The bottom of the output contains the p-values for a variety of hypotheses. We see that we cannot reject the null hypothesis of the two means being equal. The p-value for this particular null hypothesis is 0.9182.
At least based on this variable, it seems that treatment has been effectively randomized. One could perform equivalent tests for all pre-determined variables available. To be thorough, one ought to adjust for multiple hypothesis testing but I will not address that here.
Given the above evidence that randomization has been effective, I now compare outcomes between the treated and control group. I will run a t-test to test whether post-experiment (1978) earnings differ between the treatment and the control group
. ttest re78, by(treat) Two-sample t test with equal variances ─────────┬──────────────────────────────────────────────────────────────────── Group │ Obs Mean Std. Err. Std. Dev. [95% Conf. Interval] ─────────┼──────────────────────────────────────────────────────────────────── 0 │ 425 5090.048 277.368 5718.089 4544.861 5635.236 1 │ 297 5976.352 401.7594 6923.796 5185.685 6767.019 ─────────┼──────────────────────────────────────────────────────────────────── combined │ 722 5454.636 232.7105 6252.943 4997.765 5911.507 ─────────┼──────────────────────────────────────────────────────────────────── diff │ -886.3037 472.0863 -1813.134 40.52635 ─────────┴──────────────────────────────────────────────────────────────────── diff = mean(0) - mean(1) t = -1.8774 Ho: diff = 0 degrees of freedom = 720 Ha: diff < 0 Ha: diff != 0 Ha: diff > 0 Pr(T < t) = 0.0304 Pr(|T| > |t|) = 0.0609 Pr(T > t) = 0.9696
We can reject the null hypothesis of equality of means at the 10% but not the 5% level. We would usually say that the difference is marginally significant.
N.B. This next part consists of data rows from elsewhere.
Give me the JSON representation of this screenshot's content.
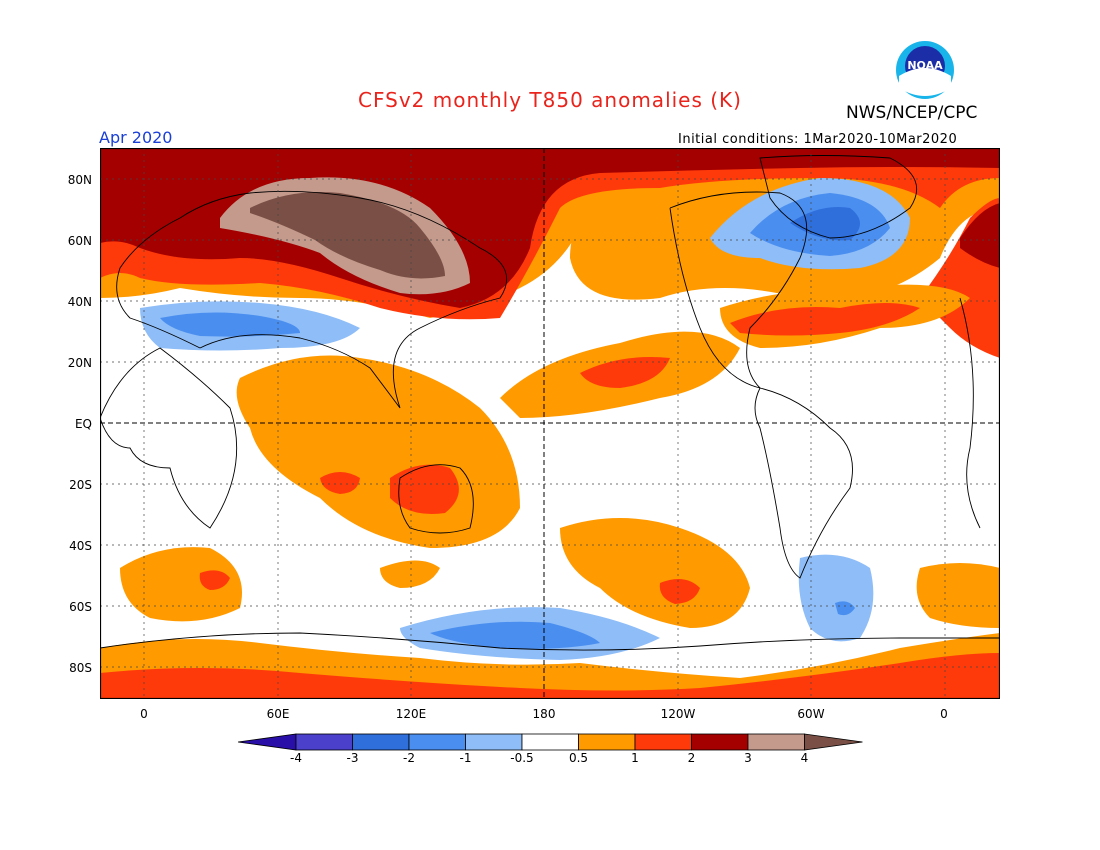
{
  "title": "CFSv2 monthly T850 anomalies (K)",
  "agency": "NWS/NCEP/CPC",
  "logo_text": "NOAA",
  "valid_month": "Apr 2020",
  "initial_conditions": "Initial conditions: 1Mar2020-10Mar2020",
  "lat_labels": [
    "80N",
    "60N",
    "40N",
    "20N",
    "EQ",
    "20S",
    "40S",
    "60S",
    "80S"
  ],
  "lon_labels": [
    "0",
    "60E",
    "120E",
    "180",
    "120W",
    "60W",
    "0"
  ],
  "colorbar": {
    "labels": [
      "-4",
      "-3",
      "-2",
      "-1",
      "-0.5",
      "0.5",
      "1",
      "2",
      "3",
      "4"
    ],
    "colors": [
      "#2a0ea8",
      "#4a40cc",
      "#2f6fdc",
      "#4a8ef0",
      "#8ebdf7",
      "#ffffff",
      "#ff9a00",
      "#ff3a0a",
      "#a50000",
      "#c49a8c",
      "#7a4f45"
    ]
  }
}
The assumptions required for a causal interpretation are:
Randomization
Stable unit treatment value (Rubin, 1978)
For more details, see Athey and Imbens (2016)
Under these assumptions, we can interpret the difference as an estimate of the average treatment effect on the treated (ATET). As the treatment group have earnings that are $887 higher than the control group on average, we estimate an ATET of $887, which is marginally statistically significant.
Based on this simple analysis, we conclude that on average the training programme increased earnings of participants by $887.